Friday, March 12, 2010

Healthcare Reform...The Long View



I know folks on the right wing side of American politics don't have much concern for the long view...Especially when it conflicts with their slash-and-burn style of politics and their thirst for power...But we'll take a quick look anyways.

Health insurance companies are all about the bottom line. Their profits come from denying payment for health-care. In a report by Goldman-Sachs, Steve Lewis, a broker for one of the world's largest insurance companies, stated that health insurers were more than comfortable pricing people out of the market to maintain their bottom line. But, like the robber barons of old, they...and their supporters...fail to look at the long term consequences. But that should come as no surprise to anyone. The same attitudes led to the ongoing mortgage crisis.

SO let's look at a long term consequence that will devastate the American middle class as well as everyone else further down on the economic food chain.
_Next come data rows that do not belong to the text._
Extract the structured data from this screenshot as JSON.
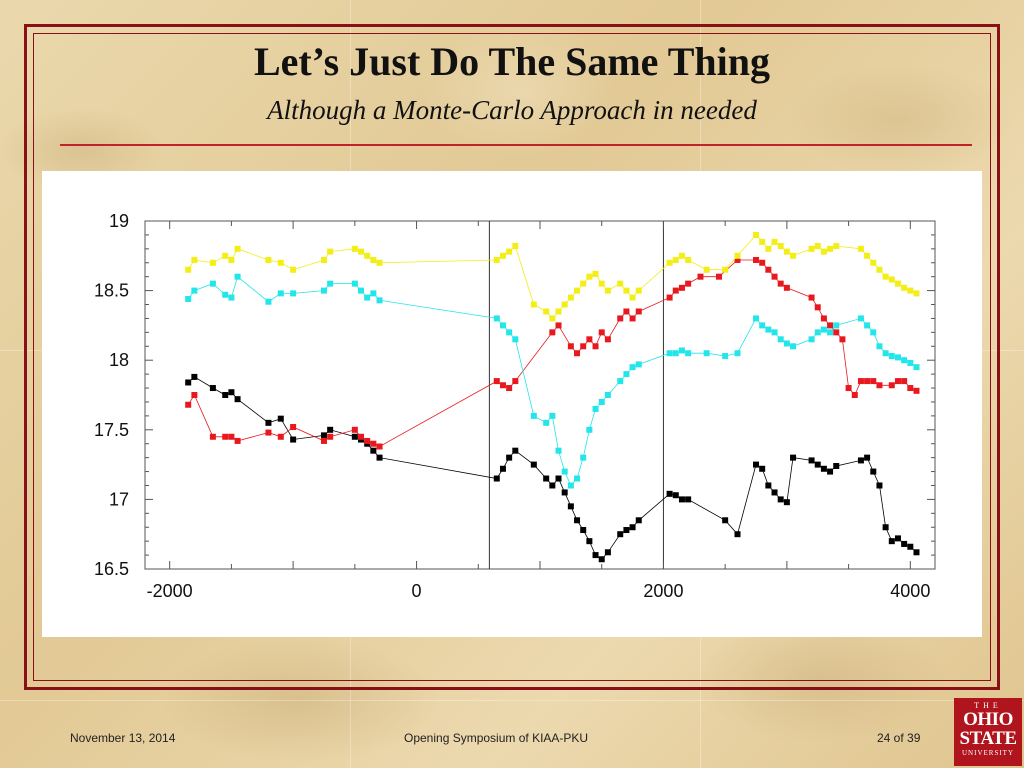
{
  "slide": {
    "title": "Let’s Just Do The Same Thing",
    "subtitle": "Although a Monte-Carlo Approach in needed"
  },
  "footer": {
    "date": "November 13, 2014",
    "event": "Opening Symposium of KIAA-PKU",
    "page": "24 of 39"
  },
  "logo": {
    "the": "THE",
    "line1": "OHIO",
    "line2": "STATE",
    "line3": "UNIVERSITY"
  },
  "colors": {
    "frame": "#8b0f17",
    "rule": "#c0242a",
    "black_series": "#000000",
    "red_series": "#e8191e",
    "cyan_series": "#22e6ea",
    "yellow_series": "#f2ee16"
  },
  "chart_data": {
    "type": "scatter",
    "title": "",
    "xlabel": "",
    "ylabel": "",
    "xlim": [
      -2200,
      4200
    ],
    "ylim": [
      19,
      16.5
    ],
    "y_inverted": true,
    "grid": false,
    "x_ticks": [
      "-2000",
      "0",
      "2000",
      "4000"
    ],
    "x_tick_values": [
      -2000,
      0,
      2000,
      4000
    ],
    "y_ticks": [
      "16.5",
      "17",
      "17.5",
      "18",
      "18.5",
      "19"
    ],
    "y_tick_values": [
      16.5,
      17,
      17.5,
      18,
      18.5,
      19
    ],
    "vertical_lines": [
      590,
      2000
    ],
    "series": [
      {
        "color": "#000000",
        "x": [
          -1850,
          -1800,
          -1650,
          -1550,
          -1500,
          -1450,
          -1200,
          -1100,
          -1000,
          -750,
          -700,
          -500,
          -450,
          -400,
          -350,
          -300,
          650,
          700,
          750,
          800,
          950,
          1050,
          1100,
          1150,
          1200,
          1250,
          1300,
          1350,
          1400,
          1450,
          1500,
          1550,
          1650,
          1700,
          1750,
          1800,
          2050,
          2100,
          2150,
          2200,
          2500,
          2600,
          2750,
          2800,
          2850,
          2900,
          2950,
          3000,
          3050,
          3200,
          3250,
          3300,
          3350,
          3400,
          3600,
          3650,
          3700,
          3750,
          3800,
          3850,
          3900,
          3950,
          4000,
          4050
        ],
        "y": [
          17.84,
          17.88,
          17.8,
          17.75,
          17.77,
          17.72,
          17.55,
          17.58,
          17.43,
          17.46,
          17.5,
          17.45,
          17.43,
          17.4,
          17.35,
          17.3,
          17.15,
          17.22,
          17.3,
          17.35,
          17.25,
          17.15,
          17.1,
          17.15,
          17.05,
          16.95,
          16.85,
          16.78,
          16.7,
          16.6,
          16.57,
          16.62,
          16.75,
          16.78,
          16.8,
          16.85,
          17.04,
          17.03,
          17,
          17.0,
          16.85,
          16.75,
          17.25,
          17.22,
          17.1,
          17.05,
          17.0,
          16.98,
          17.3,
          17.28,
          17.25,
          17.22,
          17.2,
          17.24,
          17.28,
          17.3,
          17.2,
          17.1,
          16.8,
          16.7,
          16.72,
          16.68,
          16.66,
          16.62
        ]
      },
      {
        "color": "#e8191e",
        "x": [
          -1850,
          -1800,
          -1650,
          -1550,
          -1500,
          -1450,
          -1200,
          -1100,
          -1000,
          -750,
          -700,
          -500,
          -450,
          -400,
          -350,
          -300,
          650,
          700,
          750,
          800,
          1100,
          1150,
          1250,
          1300,
          1350,
          1400,
          1450,
          1500,
          1550,
          1650,
          1700,
          1750,
          1800,
          2050,
          2100,
          2150,
          2200,
          2300,
          2450,
          2600,
          2750,
          2800,
          2850,
          2900,
          2950,
          3000,
          3200,
          3250,
          3300,
          3350,
          3400,
          3450,
          3500,
          3550,
          3600,
          3650,
          3700,
          3750,
          3850,
          3900,
          3950,
          4000,
          4050
        ],
        "y": [
          17.68,
          17.75,
          17.45,
          17.45,
          17.45,
          17.42,
          17.48,
          17.45,
          17.52,
          17.42,
          17.45,
          17.5,
          17.45,
          17.42,
          17.4,
          17.38,
          17.85,
          17.82,
          17.8,
          17.85,
          18.2,
          18.25,
          18.1,
          18.05,
          18.1,
          18.15,
          18.1,
          18.2,
          18.15,
          18.3,
          18.35,
          18.3,
          18.35,
          18.45,
          18.5,
          18.52,
          18.55,
          18.6,
          18.6,
          18.72,
          18.72,
          18.7,
          18.65,
          18.6,
          18.55,
          18.52,
          18.45,
          18.38,
          18.3,
          18.25,
          18.2,
          18.15,
          17.8,
          17.75,
          17.85,
          17.85,
          17.85,
          17.82,
          17.82,
          17.85,
          17.85,
          17.8,
          17.78
        ]
      },
      {
        "color": "#22e6ea",
        "x": [
          -1850,
          -1800,
          -1650,
          -1550,
          -1500,
          -1450,
          -1200,
          -1100,
          -1000,
          -750,
          -700,
          -500,
          -450,
          -400,
          -350,
          -300,
          650,
          700,
          750,
          800,
          950,
          1050,
          1100,
          1150,
          1200,
          1250,
          1300,
          1350,
          1400,
          1450,
          1500,
          1550,
          1650,
          1700,
          1750,
          1800,
          2050,
          2100,
          2150,
          2200,
          2350,
          2500,
          2600,
          2750,
          2800,
          2850,
          2900,
          2950,
          3000,
          3050,
          3200,
          3250,
          3300,
          3350,
          3400,
          3600,
          3650,
          3700,
          3750,
          3800,
          3850,
          3900,
          3950,
          4000,
          4050
        ],
        "y": [
          18.44,
          18.5,
          18.55,
          18.47,
          18.45,
          18.6,
          18.42,
          18.48,
          18.48,
          18.5,
          18.55,
          18.55,
          18.5,
          18.45,
          18.48,
          18.43,
          18.3,
          18.25,
          18.2,
          18.15,
          17.6,
          17.55,
          17.6,
          17.35,
          17.2,
          17.1,
          17.15,
          17.3,
          17.5,
          17.65,
          17.7,
          17.75,
          17.85,
          17.9,
          17.95,
          17.97,
          18.05,
          18.05,
          18.07,
          18.05,
          18.05,
          18.03,
          18.05,
          18.3,
          18.25,
          18.22,
          18.2,
          18.15,
          18.12,
          18.1,
          18.15,
          18.2,
          18.22,
          18.2,
          18.25,
          18.3,
          18.25,
          18.2,
          18.1,
          18.05,
          18.03,
          18.02,
          18.0,
          17.98,
          17.95
        ]
      },
      {
        "color": "#f2ee16",
        "x": [
          -1850,
          -1800,
          -1650,
          -1550,
          -1500,
          -1450,
          -1200,
          -1100,
          -1000,
          -750,
          -700,
          -500,
          -450,
          -400,
          -350,
          -300,
          650,
          700,
          750,
          800,
          950,
          1050,
          1100,
          1150,
          1200,
          1250,
          1300,
          1350,
          1400,
          1450,
          1500,
          1550,
          1650,
          1700,
          1750,
          1800,
          2050,
          2100,
          2150,
          2200,
          2350,
          2500,
          2600,
          2750,
          2800,
          2850,
          2900,
          2950,
          3000,
          3050,
          3200,
          3250,
          3300,
          3350,
          3400,
          3600,
          3650,
          3700,
          3750,
          3800,
          3850,
          3900,
          3950,
          4000,
          4050
        ],
        "y": [
          18.65,
          18.72,
          18.7,
          18.75,
          18.72,
          18.8,
          18.72,
          18.7,
          18.65,
          18.72,
          18.78,
          18.8,
          18.78,
          18.75,
          18.72,
          18.7,
          18.72,
          18.75,
          18.78,
          18.82,
          18.4,
          18.35,
          18.3,
          18.35,
          18.4,
          18.45,
          18.5,
          18.55,
          18.6,
          18.62,
          18.55,
          18.5,
          18.55,
          18.5,
          18.45,
          18.5,
          18.7,
          18.72,
          18.75,
          18.72,
          18.65,
          18.65,
          18.75,
          18.9,
          18.85,
          18.8,
          18.85,
          18.82,
          18.78,
          18.75,
          18.8,
          18.82,
          18.78,
          18.8,
          18.82,
          18.8,
          18.75,
          18.7,
          18.65,
          18.6,
          18.58,
          18.55,
          18.52,
          18.5,
          18.48
        ]
      }
    ]
  }
}
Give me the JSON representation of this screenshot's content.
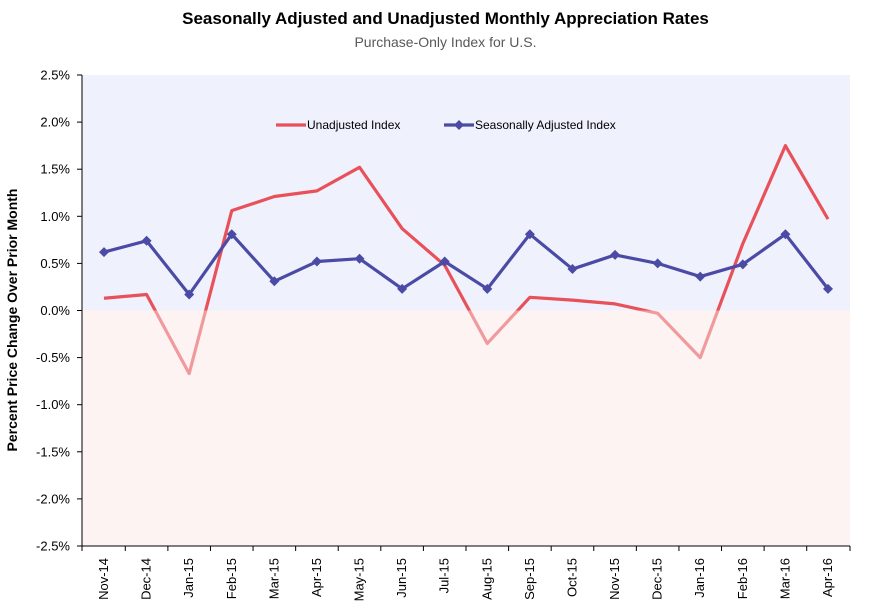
{
  "chart_data": {
    "type": "line",
    "title": "Seasonally Adjusted and Unadjusted Monthly Appreciation Rates",
    "subtitle": "Purchase-Only Index for U.S.",
    "xlabel": "",
    "ylabel": "Percent Price Change Over Prior Month",
    "ylim": [
      -0.025,
      0.025
    ],
    "y_tick_labels": [
      "2.5%",
      "2.0%",
      "1.5%",
      "1.0%",
      "0.5%",
      "0.0%",
      "-0.5%",
      "-1.0%",
      "-1.5%",
      "-2.0%",
      "-2.5%"
    ],
    "y_ticks": [
      0.025,
      0.02,
      0.015,
      0.01,
      0.005,
      0.0,
      -0.005,
      -0.01,
      -0.015,
      -0.02,
      -0.025
    ],
    "categories": [
      "Nov-14",
      "Dec-14",
      "Jan-15",
      "Feb-15",
      "Mar-15",
      "Apr-15",
      "May-15",
      "Jun-15",
      "Jul-15",
      "Aug-15",
      "Sep-15",
      "Oct-15",
      "Nov-15",
      "Dec-15",
      "Jan-16",
      "Feb-16",
      "Mar-16",
      "Apr-16"
    ],
    "series": [
      {
        "name": "Unadjusted Index",
        "color": "#e8515a",
        "marker": "none",
        "values": [
          0.0013,
          0.0017,
          -0.0067,
          0.0106,
          0.0121,
          0.0127,
          0.0152,
          0.0087,
          0.0048,
          -0.0035,
          0.0014,
          0.0011,
          0.0007,
          -0.0003,
          -0.005,
          0.0071,
          0.0175,
          0.0097
        ]
      },
      {
        "name": "Seasonally Adjusted Index",
        "color": "#4b4ba6",
        "marker": "diamond",
        "values": [
          0.0062,
          0.0074,
          0.0017,
          0.0081,
          0.0031,
          0.0052,
          0.0055,
          0.0023,
          0.0052,
          0.0023,
          0.0081,
          0.0044,
          0.0059,
          0.005,
          0.0036,
          0.0049,
          0.0081,
          0.0023
        ]
      }
    ],
    "grid": false,
    "legend_position": "top",
    "background_positive": "#eff2fc",
    "background_negative": "#fcf3f2"
  }
}
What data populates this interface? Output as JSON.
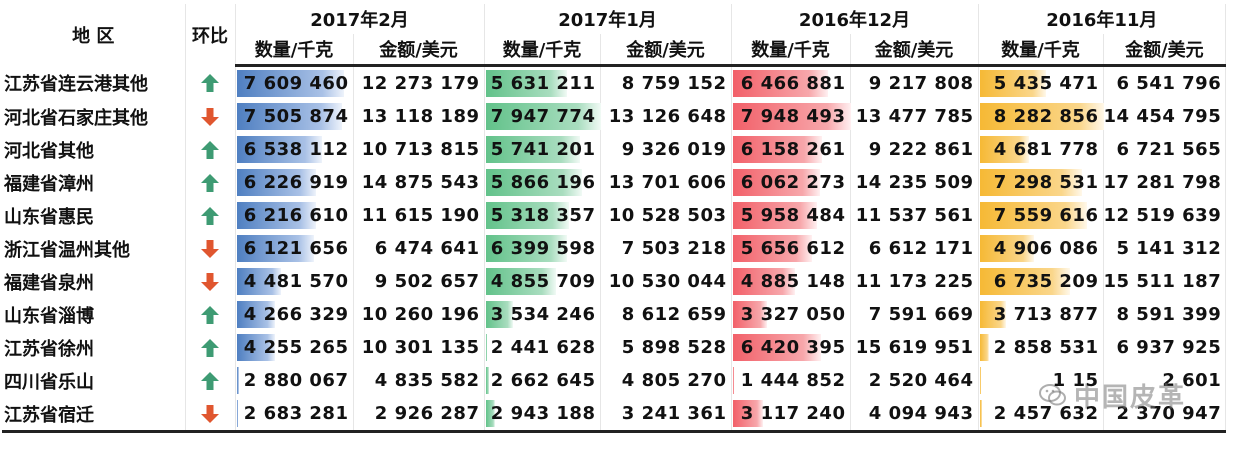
{
  "headers": {
    "region": "地 区",
    "change": "环比",
    "periods": [
      "2017年2月",
      "2017年1月",
      "2016年12月",
      "2016年11月"
    ],
    "qty": "数量/千克",
    "amt": "金额/美元"
  },
  "colors": {
    "blue": "#4f7fc1",
    "green": "#62c28a",
    "red": "#f26069",
    "orange": "#f6b935",
    "arrow_up": "#3e9b73",
    "arrow_down": "#e0562f"
  },
  "rows": [
    {
      "region": "江苏省连云港其他",
      "trend": "up",
      "cells": [
        "7 609 460",
        "12 273 179",
        "5 631 211",
        "8 759 152",
        "6 466 881",
        "9 217 808",
        "5 435 471",
        "6 541 796"
      ],
      "fills": [
        0.92,
        0.71,
        0.81,
        0.54
      ]
    },
    {
      "region": "河北省石家庄其他",
      "trend": "down",
      "cells": [
        "7 505 874",
        "13 118 189",
        "7 947 774",
        "13 126 648",
        "7 948 493",
        "13 477 785",
        "8 282 856",
        "14 454 795"
      ],
      "fills": [
        0.9,
        1.0,
        1.0,
        1.0
      ]
    },
    {
      "region": "河北省其他",
      "trend": "up",
      "cells": [
        "6 538 112",
        "10 713 815",
        "5 741 201",
        "9 326 019",
        "6 158 261",
        "9 222 861",
        "4 681 778",
        "6 721 565"
      ],
      "fills": [
        0.73,
        0.82,
        0.76,
        0.4
      ]
    },
    {
      "region": "福建省漳州",
      "trend": "up",
      "cells": [
        "6 226 919",
        "14 875 543",
        "5 866 196",
        "13 701 606",
        "6 062 273",
        "14 235 509",
        "7 298 531",
        "17 281 798"
      ],
      "fills": [
        0.68,
        0.84,
        0.74,
        0.83
      ]
    },
    {
      "region": "山东省惠民",
      "trend": "up",
      "cells": [
        "6 216 610",
        "11 615 190",
        "5 318 357",
        "10 528 503",
        "5 958 484",
        "11 537 561",
        "7 559 616",
        "12 519 639"
      ],
      "fills": [
        0.68,
        0.73,
        0.72,
        0.87
      ]
    },
    {
      "region": "浙江省温州其他",
      "trend": "down",
      "cells": [
        "6 121 656",
        "6 474 641",
        "6 399 598",
        "7 503 218",
        "5 656 612",
        "6 612 171",
        "4 906 086",
        "5 141 312"
      ],
      "fills": [
        0.66,
        0.71,
        0.67,
        0.44
      ]
    },
    {
      "region": "福建省泉州",
      "trend": "down",
      "cells": [
        "4 481 570",
        "9 502 657",
        "4 855 709",
        "10 530 044",
        "4 885 148",
        "11 173 225",
        "6 735 209",
        "15 511 187"
      ],
      "fills": [
        0.38,
        0.61,
        0.53,
        0.73
      ]
    },
    {
      "region": "山东省淄博",
      "trend": "up",
      "cells": [
        "4 266 329",
        "10 260 196",
        "3 534 246",
        "8 612 659",
        "3 327 050",
        "7 591 669",
        "3 713 877",
        "8 591 399"
      ],
      "fills": [
        0.33,
        0.24,
        0.29,
        0.21
      ]
    },
    {
      "region": "江苏省徐州",
      "trend": "up",
      "cells": [
        "4 255 265",
        "10 301 135",
        "2 441 628",
        "5 898 528",
        "6 420 395",
        "15 619 951",
        "2 858 531",
        "6 937 925"
      ],
      "fills": [
        0.33,
        0.0,
        0.75,
        0.08
      ]
    },
    {
      "region": "四川省乐山",
      "trend": "up",
      "cells": [
        "2 880 067",
        "4 835 582",
        "2 662 645",
        "4 805 270",
        "1 444 852",
        "2 520 464",
        "1 15",
        "2 601"
      ],
      "fills": [
        0.02,
        0.03,
        0.0,
        0.0
      ]
    },
    {
      "region": "江苏省宿迁",
      "trend": "down",
      "cells": [
        "2 683 281",
        "2 926 287",
        "2 943 188",
        "3 241 361",
        "3 117 240",
        "4 094 943",
        "2 457 632",
        "2 370 947"
      ],
      "fills": [
        0.0,
        0.08,
        0.26,
        0.02
      ]
    }
  ],
  "watermark": "中国皮革"
}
Health insurers are willing to raise their rates which, in turn, will force more and more people off of insurance roles. The result of this will be n increasing number of people using emergency departments as primary care providers. And this trend will only worsen as more and more people join the ranks of the uninsured. The upshot of this is that emergency departments, and the hospitals which support them, will face increasing demand for services from a growing pool of uninsured patients using them for primary care. These patients often wait until their condition becomes intolerable before seeking health care, thus arriving at the hospital in worse condition and often requiring a more complex course of treatment including longer hospital stays than their insured counterparts. The increased financial burden this creates for a hospital or a local/regional health-care system can force them to close their doors. St. Vincent's Hospital in New York City is a prime example of this. Faced with $75 million annual operating deficits, St. Vincent's was sold to a for profit health chain which will turn the hospital into an outpatient center. Thus closing a major source of health-care not just for the uninsured, but for everyone in Lower Manhattan for more than 150 years.

Now, imagine this repeated across the country in growing numbers...Hospitals and health care systems closing...fewer and fewer sources of health-care for the growing number of insured and uninsured alike, as more and more are forced into the ranks of the uninsured. Until only the very wealthy can afford to have their health care needs attended to at a few private, cash-only centers. Sounds fantastic...? It can never happen here? It can, and will, if meaningful and substantive reform of America's health care system is not passed. And it is how health-care works in many third world countries now. Imagine that...America reduced to third-world status by a short-sighted health-insurance industry and its equally short-sighted backers in Congress.